9. INDEMNIFICATION: Buyer will indemnify, defend and hold harmless Seller, its parents, affiliates and subsidiaries and their respective officers, directors, employees and agents (“Seller Indemnitees”) from and against any and all third party claims, liability or expense, including, without limitation, all court costs and attorneys’ fees incident thereto, (“Third Party Claims”) for (i) personal injury or death of any person (including, without limitation, Buyer’s employees); or (ii) damage to real or personal property that arises out of, are connected with, or relate in any way to Products (including, without limitation, receipt, possession, use, handling, storage, processing, disposal, resale and/or retransfer of Products) after delivery of Products to Buyer. Such indemnification and obligation to defend shall apply without regard to the cause or causes thereof, including, without limitation, strict liability or the negligence (whether concurrent, active or passive) of a Seller Indemnitee, provided that Buyer shall have no such obligations in the event the Third Party Claim results from the sole negligence or willful misconduct of a Seller Indemnitee. SELLER’S TOTAL LIABILITY ARISING FROM THIS CONTRACT FOR ANY CLAIMS OF ANY NATURE, WHETHER BASED IN CONTRACT, TORT (INCLUDING, WITHOUT LIMITATION, NEGLIGENCE), INDEMNITY, CONTRIBUTION, STRICT LIABILITY OR OTHERWISE, WILL NOT EXCEED THE PURCHASE PRICE OF THE PORTION OF PRODUCTS RELATED TO THE CLAIM. THIS CONSTITUTES SELLER’S MAXIMUM LIABILITY, EVEN IF PRODUCTS HAVE BEEN MIXED WITH OTHER MATERIALS OR USED IN SPECIALIZED EQUIPMENT OR APPLICATION. IN NO EVENT WILL SELLER BE LIABLE TO BUYER FOR ANY LOST PROFITS OR ANY INDIRECT, CONSEQUENTIAL, SPECIAL, CONTINGENT, EXEMPLARY OR PUNITIVE DAMAGES.
10. OTHER: No waiver by either party of any obligation, performance, breach or default hereunder or of its failure to enforce any of the provisions of the Agreement shall limit or waive the right of such party to enforce this Agreement and compel strict compliance with each and every provision.
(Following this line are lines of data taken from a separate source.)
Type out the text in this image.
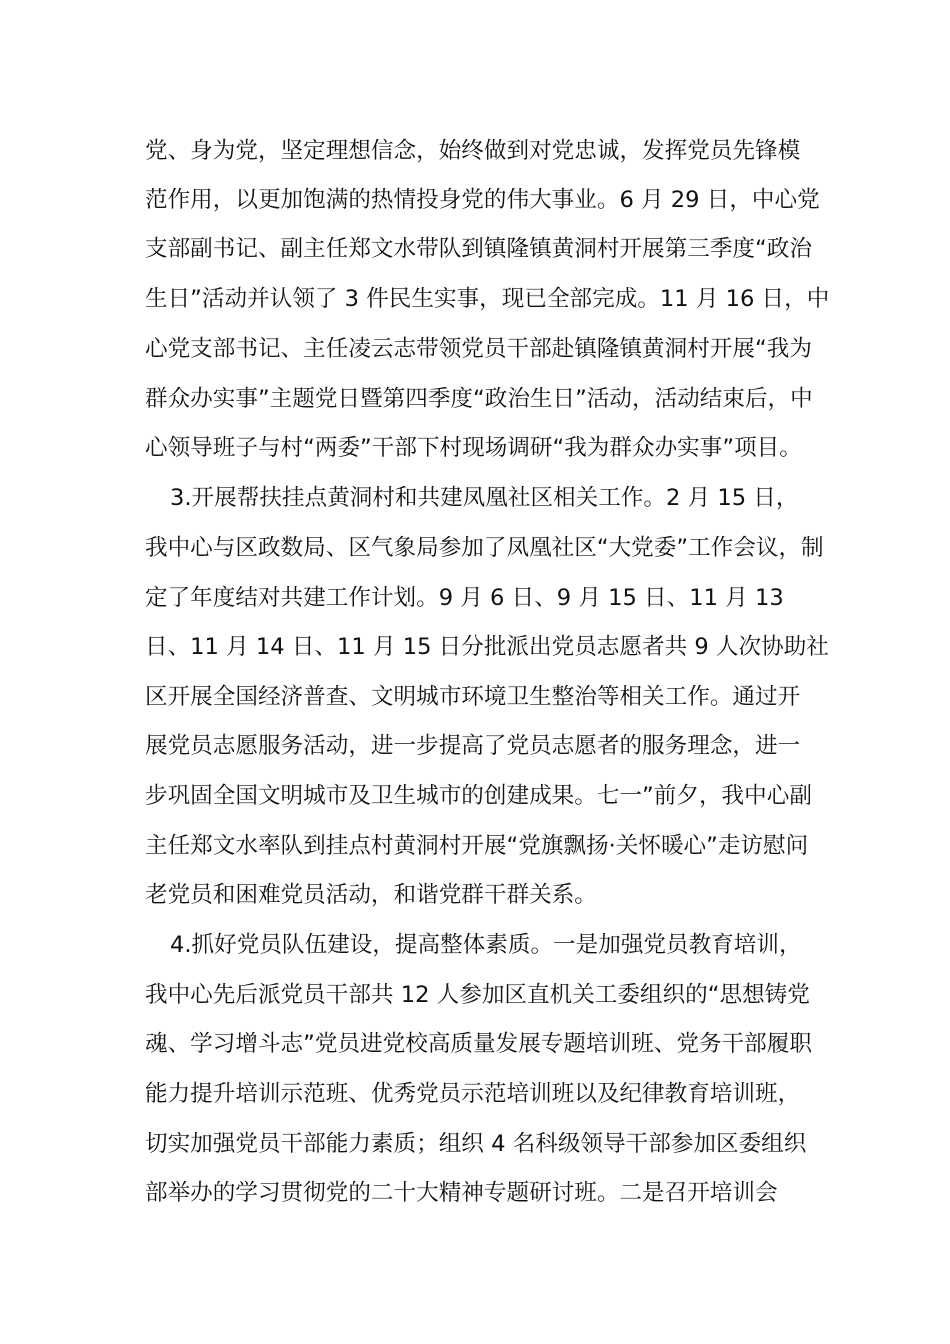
党、身为党，坚定理想信念，始终做到对党忠诚，发挥党员先锋模
范作用，以更加饱满的热情投身党的伟大事业。6 月 29 日，中心党
支部副书记、副主任郑文水带队到镇隆镇黄洞村开展第三季度“政治
生日”活动并认领了 3 件民生实事，现已全部完成。11 月 16 日，中
心党支部书记、主任凌云志带领党员干部赴镇隆镇黄洞村开展“我为
群众办实事”主题党日暨第四季度“政治生日”活动，活动结束后，中
心领导班子与村“两委”干部下村现场调研“我为群众办实事”项目。
3.开展帮扶挂点黄洞村和共建凤凰社区相关工作。2 月 15 日，
我中心与区政数局、区气象局参加了凤凰社区“大党委”工作会议，制
定了年度结对共建工作计划。9 月 6 日、9 月 15 日、11 月 13
日、11 月 14 日、11 月 15 日分批派出党员志愿者共 9 人次协助社
区开展全国经济普查、文明城市环境卫生整治等相关工作。通过开
展党员志愿服务活动，进一步提高了党员志愿者的服务理念，进一
步巩固全国文明城市及卫生城市的创建成果。七一”前夕，我中心副
主任郑文水率队到挂点村黄洞村开展“党旗飘扬·关怀暖心”走访慰问
老党员和困难党员活动，和谐党群干群关系。
4.抓好党员队伍建设，提高整体素质。一是加强党员教育培训，
我中心先后派党员干部共 12 人参加区直机关工委组织的“思想铸党
魂、学习增斗志”党员进党校高质量发展专题培训班、党务干部履职
能力提升培训示范班、优秀党员示范培训班以及纪律教育培训班，
切实加强党员干部能力素质；组织 4 名科级领导干部参加区委组织
部举办的学习贯彻党的二十大精神专题研讨班。二是召开培训会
Any action against Seller under this Agreement or related to its subject matter must be brought within one (1) year after the cause of action accrues. This Agreement shall be governed and construed in accordance with the laws of the State of Texas. The parties agree to the jurisdiction and venue of the state and federal courts located in Tarrant County, Texas. Buyer will cause subsequent Buyers to abide by the terms in this Agreement. The obligations hereunder survive the termination of this Agreement. If any provision of this Agreement shall, to any extent, be held to be invalid or unenforceable, it shall be deemed to be separate and severable from the remaining provisions of this Agreement, which shall remain in full force and effect and be binding as though the invalid or unenforceable provision had not been included.